My biggest hope is that we double down on our commitment to address climate change. It’s not an option anymore. Where I live in California, we’re seeing extended droughts and are rapidly running out of water. We’ve had horrendous forest fires that have devastated entire communities. We need to do all we can to win this battle against climate change. And I’m confident, if we all get together, we can do this. We need to be a lot smarter in how we build things and how we use them. This means governments doing the right thing, businesses stepping up, and people buying the right products.
The other thing I’d encourage people to do is to get outside. The natural world around us is amazing.

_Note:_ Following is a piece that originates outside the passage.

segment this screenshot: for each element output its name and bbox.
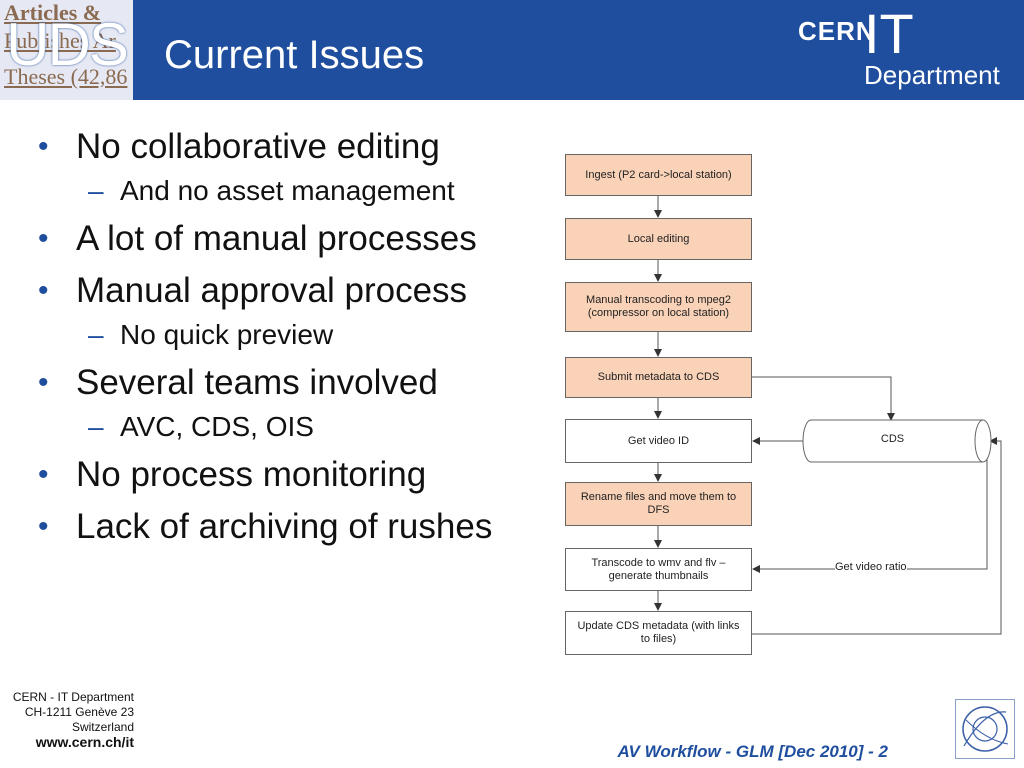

Let’s take some time and get off our phones, get off our computers, and enjoy all the beautiful things our planet has to offer.
Finally, let’s all commit to doing the little things we can control, that together will lead to massive environmental benefits and a better life for all.
Noah Horowitz is the director of the Clean Cooling Collaborative (CCC) at the ClimateWorks Foundation, which aims to make energy-efficient climate-friendly cooling for all around the world. CCC’s programme is anchored around three areas:
- Avoid or reduce the need for mechanical cooling.
- Improve the efficiency of mechanical cooling when it is needed.
- Increase access to those that struggle to purchase the cooling equipment needed.
CCC is a pooled fund that makes grants to organisations that align with our mission of achieving energy-efficient, climate-friendly cooling for all. The IKEA Foundation is supporting CCC to scale this critically important work.
While CCC is a global programme, it focuses its grant-making in four parts of the world: India, Southeast Asia, China, and the US. That’s because these regions represent 75% of all future cooling-related greenhouse gas emissions.